Il s'agit d'abord, comme l'ont souhaité le Président de la République et le Premier ministre, de parvenir à un diagnostic partagé sur l'état actuel de notre école, ses forces et ses faiblesses, ses difficultés et ses réussites. Elle a connu depuis les années quatre-vingt des évolutions profondes, dont la loi d'orientation de 1989 porte la marque : il nous faut aujourd'hui en dresser un bilan, qui pourra s'appuyer sur le travail préparatoire que j'ai demandé au Haut Conseil de l'évaluation et qui sera disponible à la fin du mois d'octobre.
Il faut ensuite faire en sorte que le bilan nourrisse une analyse partagée, et cela suppose le dialogue et l'épreuve du débat, afin de cerner les grands thèmes de réflexion, d'éclairer progressivement les principales lignes d'évolution possibles et souhaitables de notre système éducatif pour les dix ou quinze prochaines années.

Ce débat national se développera jusqu'au mois de janvier prochain. Il prendra les formes les plus larges, sur l'ensemble du territoire : présentation du diagnostic au Parlement, réunions publiques à l'échelon des arrondissements, consultations des structures existantes, comme les Conseils économiques et sociaux régionaux, réunions dans les écoles et les établissements scolaires De même que nous avons souhaité que votre commission soit la plus large et diverse possible - riche de cette diversité -, de même le débat national doit être ouvert à tous ceux qui se sentent concernés par l'Ecole, c'est-à-dire à tous les Français.

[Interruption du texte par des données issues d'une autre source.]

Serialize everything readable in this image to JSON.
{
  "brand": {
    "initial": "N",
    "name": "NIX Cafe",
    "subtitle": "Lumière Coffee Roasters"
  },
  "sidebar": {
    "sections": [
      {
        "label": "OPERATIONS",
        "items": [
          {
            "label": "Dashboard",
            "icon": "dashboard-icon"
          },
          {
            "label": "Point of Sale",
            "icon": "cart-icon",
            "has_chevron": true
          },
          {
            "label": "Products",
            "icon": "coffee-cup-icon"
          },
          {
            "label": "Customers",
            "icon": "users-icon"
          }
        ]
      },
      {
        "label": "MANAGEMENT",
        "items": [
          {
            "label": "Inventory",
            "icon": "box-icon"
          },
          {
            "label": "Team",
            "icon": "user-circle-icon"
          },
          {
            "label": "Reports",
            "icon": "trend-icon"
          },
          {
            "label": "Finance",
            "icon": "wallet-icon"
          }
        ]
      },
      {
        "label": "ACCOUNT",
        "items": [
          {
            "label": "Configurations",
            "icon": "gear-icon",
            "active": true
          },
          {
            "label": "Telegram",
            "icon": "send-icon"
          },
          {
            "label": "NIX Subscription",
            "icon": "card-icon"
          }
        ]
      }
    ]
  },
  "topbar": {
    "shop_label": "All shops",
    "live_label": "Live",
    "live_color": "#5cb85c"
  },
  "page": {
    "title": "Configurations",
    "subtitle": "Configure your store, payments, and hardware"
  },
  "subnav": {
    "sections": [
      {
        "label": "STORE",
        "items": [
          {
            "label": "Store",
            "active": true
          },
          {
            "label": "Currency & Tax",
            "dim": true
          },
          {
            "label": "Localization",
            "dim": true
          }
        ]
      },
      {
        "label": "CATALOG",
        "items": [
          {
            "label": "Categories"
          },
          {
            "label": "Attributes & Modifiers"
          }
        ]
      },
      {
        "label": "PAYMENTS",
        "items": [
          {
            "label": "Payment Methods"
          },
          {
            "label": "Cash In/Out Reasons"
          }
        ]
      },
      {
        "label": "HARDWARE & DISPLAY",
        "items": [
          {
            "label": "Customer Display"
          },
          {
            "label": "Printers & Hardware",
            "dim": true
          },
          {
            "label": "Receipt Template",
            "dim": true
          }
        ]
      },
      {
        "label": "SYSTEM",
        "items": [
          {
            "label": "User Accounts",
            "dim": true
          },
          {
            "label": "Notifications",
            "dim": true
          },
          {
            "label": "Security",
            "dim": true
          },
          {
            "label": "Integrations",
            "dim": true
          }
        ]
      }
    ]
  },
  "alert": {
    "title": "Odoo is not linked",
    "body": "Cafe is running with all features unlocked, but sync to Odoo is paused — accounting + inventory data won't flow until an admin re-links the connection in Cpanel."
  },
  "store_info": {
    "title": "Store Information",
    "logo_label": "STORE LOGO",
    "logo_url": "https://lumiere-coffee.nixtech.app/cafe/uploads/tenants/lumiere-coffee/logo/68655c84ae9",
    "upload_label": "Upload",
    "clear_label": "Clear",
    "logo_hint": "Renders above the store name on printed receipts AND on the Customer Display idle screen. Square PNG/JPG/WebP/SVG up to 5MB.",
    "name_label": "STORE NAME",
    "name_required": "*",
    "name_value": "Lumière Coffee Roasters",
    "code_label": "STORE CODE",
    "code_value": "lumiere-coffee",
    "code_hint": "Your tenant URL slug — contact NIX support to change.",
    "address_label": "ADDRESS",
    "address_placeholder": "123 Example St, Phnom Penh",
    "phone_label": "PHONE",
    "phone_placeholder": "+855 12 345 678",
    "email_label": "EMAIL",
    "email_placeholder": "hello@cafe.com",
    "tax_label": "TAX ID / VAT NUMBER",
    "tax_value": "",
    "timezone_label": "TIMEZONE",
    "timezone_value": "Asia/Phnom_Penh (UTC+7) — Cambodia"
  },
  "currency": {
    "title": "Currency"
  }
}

A partir de ce débat qu'elle contribuera bien sûr à animer, à partir des auditions, des consultations et des enquêtes qui lui paraîtront nécessaires, il reviendra à la commission que vous constituez désormais de tenter une synthèse et de mener une réflexion prospective permettant d'identifier les schémas possibles d'évolution de notre système éducatif primaire et secondaire. Fort de ce travail collectif, qui fera l'objet d'une première synthèse au printemps prochain, le gouvernement pourra alors entreprendre la préparation d'un projet de loi, afin que, comme il est normal en démocratie, il revienne finalement à la représentation nationale, dans le deuxième semestre 2004, la responsabilité de fixer le nouveau cap dont l'école française a besoin.
Je voudrais vous remercier chaleureusement, experts, partenaires ou acteurs de l'école, d'avoir accepté de vous engager avec nous dans cette tâche essentielle. Bien sûr, je remercie particulièrement Claude THELOT, dont chacun connaît la rigueur et la compétence, d'avoir accepté de présider votre commission. Je voudrais aussi redire mon souhait que, par delà les clivages partisans, tous ceux qui avant moi ont eu la responsabilité du ministère de l'Education nationale acceptent d'apporter leur irremplaçable expérience. Je voudrais remercier enfin les parlementaires que nous avons souhaité associer au travail de la commission, pour bien marquer la responsabilité qui sera, au terme de nos travaux, celle des élus de la Nation.

Dans cet effort collectif qui s'engage, je vois la première marque de la volonté de notre pays de donner aux enjeux de l'éducation toute la place qui leur revient, et la meilleure garantie de notre réussite.